There is currently no such thing as a genetically modified orange on the market. Any product that is 100% orange juice, including Tropicana Pure Premium, is automatically non-GMO. It’s a little bit like labeling oranges gluten-free.
“It’s obviously disingenuous to call a product for which there is no GMO counterpart non-GMO,” says Gary Hirshberg, chairman and co-founder of pro-GMO labeling group Just Label It and chairman and co-founder of Stonyfield Farm. “This doesn’t increase transparency. It obfuscates and adds confusion at a time when all of us—corporations, food companies—ought to be committed to clarity and simplicity in our messaging.”
PepsiCo declined to comment for this article.

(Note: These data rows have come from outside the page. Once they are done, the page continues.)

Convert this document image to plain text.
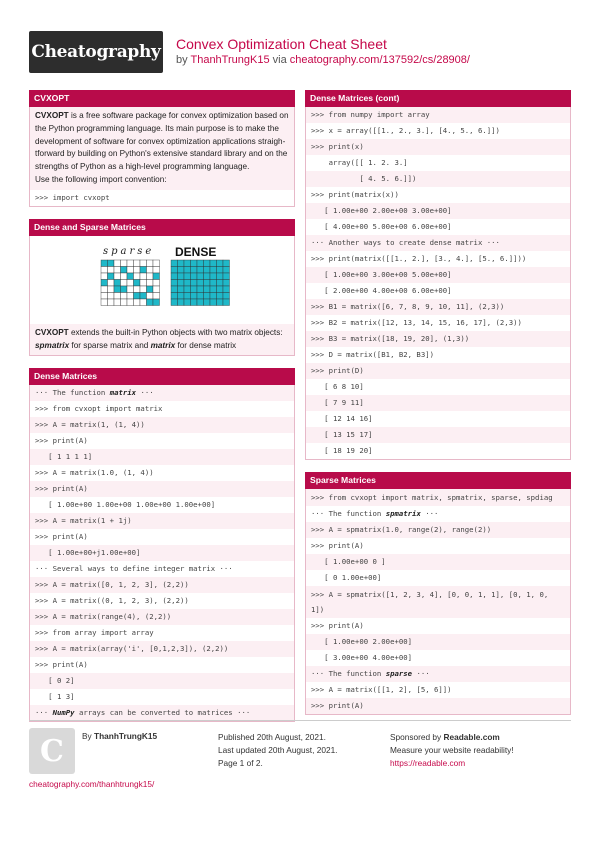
Cheatography Convex Optimization Cheat Sheet
by ThanhTrungK15 via cheatography.com/137592/cs/28908/
CVXOPT
CVXOPT is a free software package for convex optimization based on the Python programming language. Its main purpose is to make the development of software for convex optimization applications straightforward by building on Python's extensive standard library and on the strengths of Python as a high-level programming language.
Use the following import convention:
>>> import cvxopt
Dense and Sparse Matrices
sparse DENSE
CVXOPT extends the built-in Python objects with two matrix objects: spmatrix for sparse matrix and matrix for dense matrix
Dense Matrices
··· The function matrix ···
>>> from cvxopt import matrix
>>> A = matrix(1, (1, 4))
>>> print(A)
[ 1 1 1 1]
>>> A = matrix(1.0, (1, 4))
>>> print(A)
[ 1.00e+00 1.00e+00 1.00e+00 1.00e+00]
>>> A = matrix(1 + 1j)
>>> print(A)
[ 1.00e+00+j1.00e+00]
··· Several ways to define integer matrix ···
>>> A = matrix([0, 1, 2, 3], (2,2))
>>> A = matrix((0, 1, 2, 3), (2,2))
>>> A = matrix(range(4), (2,2))
>>> from array import array
>>> A = matrix(array('i', [0,1,2,3]), (2,2))
>>> print(A)
[ 0 2]
[ 1 3]
··· NumPy arrays can be converted to matrices ···
Dense Matrices (cont)
>>> from numpy import array
>>> x = array([[1., 2., 3.], [4., 5., 6.]])
>>> print(x)
array([[ 1. 2. 3.]
[ 4. 5. 6.]])
>>> print(matrix(x))
[ 1.00e+00 2.00e+00 3.00e+00]
[ 4.00e+00 5.00e+00 6.00e+00]
··· Another ways to create dense matrix ···
>>> print(matrix([[1., 2.], [3., 4.], [5., 6.]]))
[ 1.00e+00 3.00e+00 5.00e+00]
[ 2.00e+00 4.00e+00 6.00e+00]
>>> B1 = matrix([6, 7, 8, 9, 10, 11], (2,3))
>>> B2 = matrix([12, 13, 14, 15, 16, 17], (2,3))
>>> B3 = matrix([18, 19, 20], (1,3))
>>> D = matrix([B1, B2, B3])
>>> print(D)
[ 6 8 10]
[ 7 9 11]
[ 12 14 16]
[ 13 15 17]
[ 18 19 20]
Sparse Matrices
>>> from cvxopt import matrix, spmatrix, sparse, spdiag
··· The function spmatrix ···
>>> A = spmatrix(1.0, range(2), range(2))
>>> print(A)
[ 1.00e+00 0 ]
[ 0 1.00e+00]
>>> A = spmatrix([1, 2, 3, 4], [0, 0, 1, 1], [0, 1, 0, 1])
>>> print(A)
[ 1.00e+00 2.00e+00]
[ 3.00e+00 4.00e+00]
··· The function sparse ···
>>> A = matrix([[1, 2], [5, 6]])
>>> print(A)
C By ThanhTrungK15	Published 20th August, 2021.
Last updated 20th August, 2021.
Page 1 of 2.
Sponsored by Readable.com
Measure your website readability!
https://readable.com
cheatography.com/thanhtrungk15/
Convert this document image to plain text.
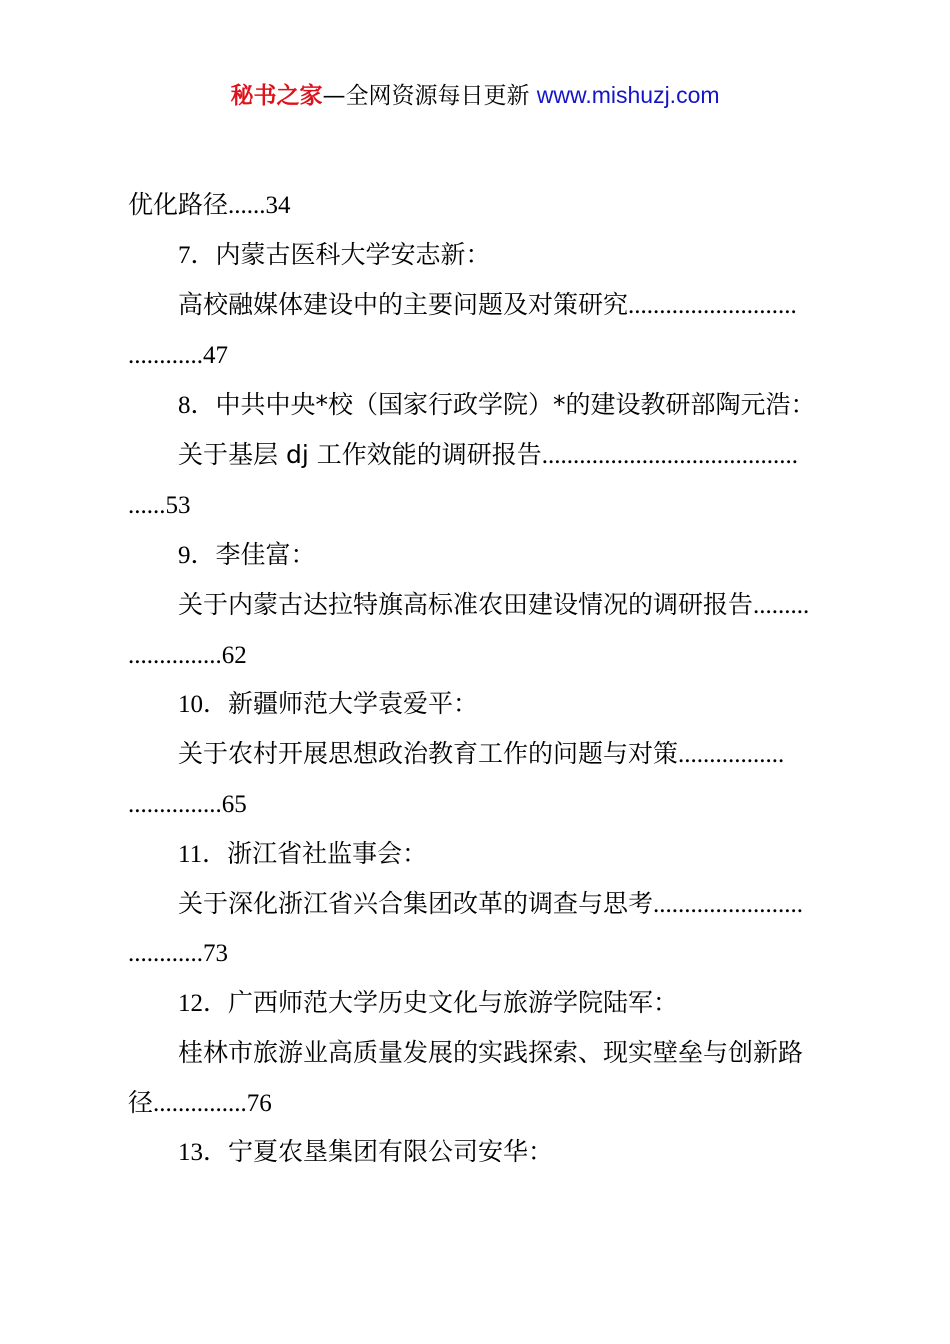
秘书之家—全网资源每日更新 www.mishuzj.com
优化路径......34
7．内蒙古医科大学安志新：
高校融媒体建设中的主要问题及对策研究...........................
............47
8．中共中央*校（国家行政学院）*的建设教研部陶元浩：
关于基层 dj 工作效能的调研报告.........................................
......53
9．李佳富：
关于内蒙古达拉特旗高标准农田建设情况的调研报告.........
...............62
10．新疆师范大学袁爱平：
关于农村开展思想政治教育工作的问题与对策.................
...............65
11．浙江省社监事会：
关于深化浙江省兴合集团改革的调查与思考........................
............73
12．广西师范大学历史文化与旅游学院陆军：
桂林市旅游业高质量发展的实践探索、现实壁垒与创新路
径...............76
13．宁夏农垦集团有限公司安华：
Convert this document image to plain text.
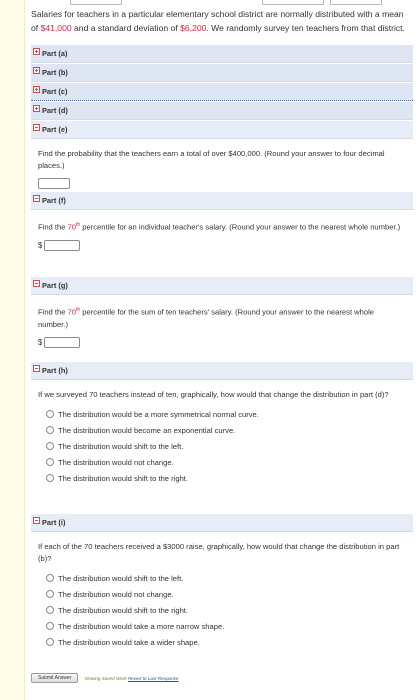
Salaries for teachers in a particular elementary school district are normally distributed with a mean of $41,000 and a standard deviation of $6,200. We randomly survey ten teachers from that district.

Part (a)
Part (b)
Part (c)
Part (d)
Part (e)

Find the probability that the teachers earn a total of over $400,000. (Round your answer to four decimal places.)

Part (f)

Find the 70th percentile for an individual teacher's salary. (Round your answer to the nearest whole number.)

$
Part (g)

Find the 70th percentile for the sum of ten teachers' salary. (Round your answer to the nearest whole number.)

$
Part (h)

If we surveyed 70 teachers instead of ten, graphically, how would that change the distribution in part (d)?

The distribution would be a more symmetrical normal curve.
The distribution would become an exponential curve.
The distribution would shift to the left.
The distribution would not change.
The distribution would shift to the right.
Part (i)

If each of the 70 teachers received a $3000 raise, graphically, how would that change the distribution in part (b)?

The distribution would shift to the left.
The distribution would not change.
The distribution would shift to the right.
The distribution would take a more narrow shape.
The distribution would take a wider shape.
Submit Answer	Viewing Saved Work Revert to Last Response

Products like orange juice are considered “low risk” for GMOs, says Megan Westgate, executive director of the Non-GMO Project, whose seal Tropicana will carry. But she points out that there may well be GMO oranges on the market in the near future. “Testing [of GMO varieties] is is being done on everything,” Westgate says, including oranges, with a genetically engineered citrus tree resistant to citrus greening undergoing testing. Most consumers also don’t know which ingredients have GMO counterparts, Westgate says.
Hirshberg acknowledges that PepsiCo is not the first company to use the non-GMO seal on a product that doesn’t need one, but he believes that the soda and snacking giant is guilty of what he calls “Orwellian corporate double speak.”
According to the Environmental Working Group, PepsiCo was the No. 3 biggest spender (behind Monsanto (MON) and DuPont (DD)) in dispensing $8.8 million to overturn state labeling initiatives. Meanwhile, PepsiCo has supported federal legislation that would make GMO labeling optional.
This is a case of “corporate schizophrenia,” says Marion Nestle, a professor of nutrition and food studies at New York University. PepsiCo is trying to appear transparent, she says, but “they are doing everything they can behind the scenes” to block mandatory labeling.
Sales of 100% juice have stayed relatively flat over the past five years as consumers have become more concerned by their sugar intake. Sales of Tropicana, the No. 1 brand, have fallen by about 25% between 2009 and 2014, according to Euromonitor.
PepsiCo’s decision to pursue a non-GMO label for Tropicana may be part of an attempt to reignite sales since the Non-GMO Project Verified seal is one of the fastest-growing labels. “This is a marketing device” for PepsiCo, says Nestle.
Consumers have increasingly been calling for transparency when it comes to what they eat. In 2010, products carrying a non-GMO label generated $348.8 million in sales, according to data tracker SPINS. For the 52 weeks ending September, that figure jumped to $15 billion.
The Non-GMO Project’s Westgate says that in the last 12 months there’s been a huge shift as some of the largest consumer packaged goods companies in the country have started to pursue non-GMO labels. Previously these efforts were reserved for natural and organic brands.